Я встал с бутылкой в руке, подошел к полке, вытащил «Трех товарищей» и стал рассматривать цветную обложку, на которой был нарисован «Карл-призрак шоссе» или, как он правильно назывался в гимназической немецкой хрестоматии, Karl, das Chaussegespenst, гоночный автомобиль троих друзей, о которых рассказывается в романе. Ну и женщина, больная туберкулезом, — четвертый товарищ, так ведь и в «Трех мушкетерах» речь тоже не о троих, а о четверых приятелях, и четвертый — это д’Артаньян.
— Как она там?
— Устала, — ответил я. — Прилегла.
— Это нормально. Ты не рассердишься, если я последую ее примеру?
— В каком смысле?
— Тоже пойду прилягу.
— Ты тоже болен?
— Нет, не болен. Но я устал и уже не так молод, как ты.
— Ложись, конечно, — ответил я, сделал два шага к двери, думая, как его понять, надо ли мне уходить.
— Вот и хорошо, — сказал Хансен, — я рад, что ты не обиделся. — Он одним глотком допил пиво и сказал: — Посиди здесь в тепле. Тебе тут всегда рады. — А потом исчез в задней комнате Хрустального дворца, семафоря из заднего кармана революционной тряпкой.
Всегда рады, угу. Я стоял с пивной банкой в руке, не зная, то ли уйти, то ли сесть и почитать, например, Ремарка.
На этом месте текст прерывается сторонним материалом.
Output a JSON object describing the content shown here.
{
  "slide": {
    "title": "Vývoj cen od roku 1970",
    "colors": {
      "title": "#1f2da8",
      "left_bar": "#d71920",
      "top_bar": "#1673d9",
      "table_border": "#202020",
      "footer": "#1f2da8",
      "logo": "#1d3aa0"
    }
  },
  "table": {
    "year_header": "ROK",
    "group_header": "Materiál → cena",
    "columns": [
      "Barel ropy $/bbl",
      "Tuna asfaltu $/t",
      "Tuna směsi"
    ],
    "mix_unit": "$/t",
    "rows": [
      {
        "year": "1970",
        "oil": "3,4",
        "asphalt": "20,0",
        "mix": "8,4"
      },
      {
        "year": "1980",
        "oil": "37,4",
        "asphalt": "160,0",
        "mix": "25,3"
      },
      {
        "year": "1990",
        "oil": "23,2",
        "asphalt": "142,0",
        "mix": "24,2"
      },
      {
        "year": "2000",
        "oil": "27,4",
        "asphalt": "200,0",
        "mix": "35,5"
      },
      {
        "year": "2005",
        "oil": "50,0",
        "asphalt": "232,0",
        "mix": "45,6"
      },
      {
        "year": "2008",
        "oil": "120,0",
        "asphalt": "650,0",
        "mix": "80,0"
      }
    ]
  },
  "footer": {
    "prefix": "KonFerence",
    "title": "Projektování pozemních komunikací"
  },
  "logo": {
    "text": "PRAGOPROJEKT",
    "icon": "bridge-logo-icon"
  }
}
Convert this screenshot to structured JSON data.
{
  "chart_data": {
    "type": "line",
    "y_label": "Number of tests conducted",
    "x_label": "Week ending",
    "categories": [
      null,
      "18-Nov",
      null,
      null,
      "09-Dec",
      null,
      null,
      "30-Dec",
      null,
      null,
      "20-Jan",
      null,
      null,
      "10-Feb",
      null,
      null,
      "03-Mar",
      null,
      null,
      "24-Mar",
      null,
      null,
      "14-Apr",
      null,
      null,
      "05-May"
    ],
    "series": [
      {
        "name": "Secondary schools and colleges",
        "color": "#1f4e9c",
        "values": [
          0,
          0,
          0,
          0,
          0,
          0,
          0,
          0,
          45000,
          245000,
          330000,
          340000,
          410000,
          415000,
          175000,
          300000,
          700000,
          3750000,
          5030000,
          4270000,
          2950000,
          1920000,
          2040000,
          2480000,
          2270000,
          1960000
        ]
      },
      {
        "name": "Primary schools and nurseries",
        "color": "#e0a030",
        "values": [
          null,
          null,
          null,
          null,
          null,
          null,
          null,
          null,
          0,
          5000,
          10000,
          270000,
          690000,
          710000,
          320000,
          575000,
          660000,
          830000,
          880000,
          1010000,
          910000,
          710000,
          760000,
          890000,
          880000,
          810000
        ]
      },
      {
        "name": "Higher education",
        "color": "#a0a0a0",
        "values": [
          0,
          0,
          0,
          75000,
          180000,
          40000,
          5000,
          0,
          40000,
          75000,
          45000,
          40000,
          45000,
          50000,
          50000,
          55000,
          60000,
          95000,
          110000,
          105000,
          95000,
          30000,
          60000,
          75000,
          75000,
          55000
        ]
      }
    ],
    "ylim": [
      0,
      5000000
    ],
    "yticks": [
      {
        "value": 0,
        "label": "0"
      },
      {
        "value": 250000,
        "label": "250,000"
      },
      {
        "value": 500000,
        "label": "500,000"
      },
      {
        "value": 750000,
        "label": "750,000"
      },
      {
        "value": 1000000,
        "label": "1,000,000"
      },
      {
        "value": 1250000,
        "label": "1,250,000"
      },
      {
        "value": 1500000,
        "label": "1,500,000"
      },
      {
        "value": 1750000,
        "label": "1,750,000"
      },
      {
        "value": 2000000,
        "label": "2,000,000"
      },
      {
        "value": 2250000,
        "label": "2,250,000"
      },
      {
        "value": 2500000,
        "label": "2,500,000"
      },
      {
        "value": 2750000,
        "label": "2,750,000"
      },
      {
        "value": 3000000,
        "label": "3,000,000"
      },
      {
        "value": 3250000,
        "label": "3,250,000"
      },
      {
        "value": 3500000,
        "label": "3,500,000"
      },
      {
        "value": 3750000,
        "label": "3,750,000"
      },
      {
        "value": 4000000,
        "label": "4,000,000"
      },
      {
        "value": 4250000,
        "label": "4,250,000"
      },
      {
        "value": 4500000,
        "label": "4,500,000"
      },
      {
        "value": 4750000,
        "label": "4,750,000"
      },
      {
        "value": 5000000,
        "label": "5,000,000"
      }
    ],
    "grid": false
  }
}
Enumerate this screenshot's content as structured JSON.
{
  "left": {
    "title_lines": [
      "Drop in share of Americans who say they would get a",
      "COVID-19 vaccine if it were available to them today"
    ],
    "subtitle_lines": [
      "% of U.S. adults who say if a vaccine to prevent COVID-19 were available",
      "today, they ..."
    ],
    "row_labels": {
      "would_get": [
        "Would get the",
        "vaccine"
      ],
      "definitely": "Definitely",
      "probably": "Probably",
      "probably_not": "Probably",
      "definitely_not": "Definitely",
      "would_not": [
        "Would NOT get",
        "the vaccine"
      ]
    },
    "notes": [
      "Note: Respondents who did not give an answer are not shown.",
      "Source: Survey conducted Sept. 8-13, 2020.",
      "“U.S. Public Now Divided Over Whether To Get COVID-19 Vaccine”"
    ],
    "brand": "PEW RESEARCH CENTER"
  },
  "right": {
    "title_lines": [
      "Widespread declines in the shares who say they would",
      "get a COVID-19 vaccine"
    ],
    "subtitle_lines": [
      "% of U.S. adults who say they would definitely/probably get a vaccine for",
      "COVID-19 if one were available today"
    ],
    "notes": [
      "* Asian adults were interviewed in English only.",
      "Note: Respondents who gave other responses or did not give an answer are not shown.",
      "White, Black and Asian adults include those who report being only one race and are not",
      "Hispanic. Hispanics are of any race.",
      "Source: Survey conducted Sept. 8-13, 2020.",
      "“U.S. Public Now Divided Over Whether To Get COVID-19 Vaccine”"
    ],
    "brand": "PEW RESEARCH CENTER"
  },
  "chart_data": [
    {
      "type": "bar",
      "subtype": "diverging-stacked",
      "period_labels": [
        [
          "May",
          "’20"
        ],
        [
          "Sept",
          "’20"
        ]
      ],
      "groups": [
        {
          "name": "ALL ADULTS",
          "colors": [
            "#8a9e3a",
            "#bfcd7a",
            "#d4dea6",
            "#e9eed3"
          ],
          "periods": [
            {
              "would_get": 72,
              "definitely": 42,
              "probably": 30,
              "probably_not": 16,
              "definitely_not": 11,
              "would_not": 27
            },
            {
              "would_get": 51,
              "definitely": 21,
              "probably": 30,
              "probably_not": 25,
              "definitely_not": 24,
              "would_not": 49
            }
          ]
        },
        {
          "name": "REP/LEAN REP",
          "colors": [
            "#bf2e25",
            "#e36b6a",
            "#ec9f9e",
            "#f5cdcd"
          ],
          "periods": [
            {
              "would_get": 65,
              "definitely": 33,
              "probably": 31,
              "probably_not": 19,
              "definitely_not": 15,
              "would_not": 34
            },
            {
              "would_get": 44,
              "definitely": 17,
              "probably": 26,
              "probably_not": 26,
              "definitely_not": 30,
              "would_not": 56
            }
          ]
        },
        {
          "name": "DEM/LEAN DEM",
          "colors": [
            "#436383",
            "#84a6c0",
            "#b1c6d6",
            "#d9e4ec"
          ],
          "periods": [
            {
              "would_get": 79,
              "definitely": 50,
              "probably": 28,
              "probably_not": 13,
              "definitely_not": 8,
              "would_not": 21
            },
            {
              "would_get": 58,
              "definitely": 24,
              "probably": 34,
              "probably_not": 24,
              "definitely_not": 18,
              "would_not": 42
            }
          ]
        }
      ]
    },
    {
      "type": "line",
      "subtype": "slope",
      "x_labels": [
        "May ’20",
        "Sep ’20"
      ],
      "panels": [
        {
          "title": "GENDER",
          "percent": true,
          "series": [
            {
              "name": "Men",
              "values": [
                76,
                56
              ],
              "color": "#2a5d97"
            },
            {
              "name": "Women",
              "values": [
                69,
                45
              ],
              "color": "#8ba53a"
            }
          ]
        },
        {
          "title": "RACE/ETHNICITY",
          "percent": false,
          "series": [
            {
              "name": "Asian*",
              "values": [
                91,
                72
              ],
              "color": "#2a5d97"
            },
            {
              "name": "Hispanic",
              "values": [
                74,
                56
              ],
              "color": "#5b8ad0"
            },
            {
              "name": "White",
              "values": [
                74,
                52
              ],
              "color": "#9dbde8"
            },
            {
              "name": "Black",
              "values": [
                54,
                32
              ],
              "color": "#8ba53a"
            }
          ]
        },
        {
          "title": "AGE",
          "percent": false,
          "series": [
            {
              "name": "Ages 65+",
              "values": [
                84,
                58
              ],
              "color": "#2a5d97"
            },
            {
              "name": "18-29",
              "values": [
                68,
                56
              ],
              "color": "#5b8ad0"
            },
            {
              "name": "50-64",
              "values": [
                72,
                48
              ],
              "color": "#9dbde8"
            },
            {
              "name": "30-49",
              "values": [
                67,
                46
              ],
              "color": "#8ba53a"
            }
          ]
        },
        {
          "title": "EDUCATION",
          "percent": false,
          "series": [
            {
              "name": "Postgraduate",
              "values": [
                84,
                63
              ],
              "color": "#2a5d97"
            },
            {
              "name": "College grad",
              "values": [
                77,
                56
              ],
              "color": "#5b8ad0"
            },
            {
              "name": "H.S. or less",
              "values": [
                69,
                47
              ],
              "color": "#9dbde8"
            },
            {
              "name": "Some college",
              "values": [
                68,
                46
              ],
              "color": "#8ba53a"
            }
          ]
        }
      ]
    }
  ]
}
Но в доме было душно, слишком жарко, и книга не та. Я чувствовал себя обманутым. Я вышел из Хрустального дворца на улицу с пивом в руке и подумал: раз так, уеду домой, здесь меня никто не хочет видеть.
Я пересек пристроенную Хансеном терраску, прошел мимо прикрученного к козлам мотора, оглянулся и увидел, что в причудливо-полосатой тени куста неподвижно стоит фазан, обратив длинный хвост в сторону дороги. Фазан был коричнево-красно-зеленый, плотно обложенный тишиной, которая показалась мне угрожающей. Только блестящий глаз едва двигался в красном пятне и отсчитывал каждый мой шаг. Я испугался этого глаза.
— Чёрт, — сказал я громко. — Это знак.
И пока я шел к изгороди, чувствовал, как глаз прожигает в моей спине дыру.
15
Это случилось в субботу, около полуночи. Я спускался вниз в город, возвращаясь с маминого пятидесятилетия. Я решил дойти до площади Карла Бернера пешком, хотя легко мог бы доехать на метро, это меньше пятнадцати минут, но мне надо было выветрить из организма этот вечер.
Идти пешком было далеко и темно, хотя фонари вдоль дороги светились, некоторые желтым, некоторые оранжевым, а некоторые холодным синим блеском.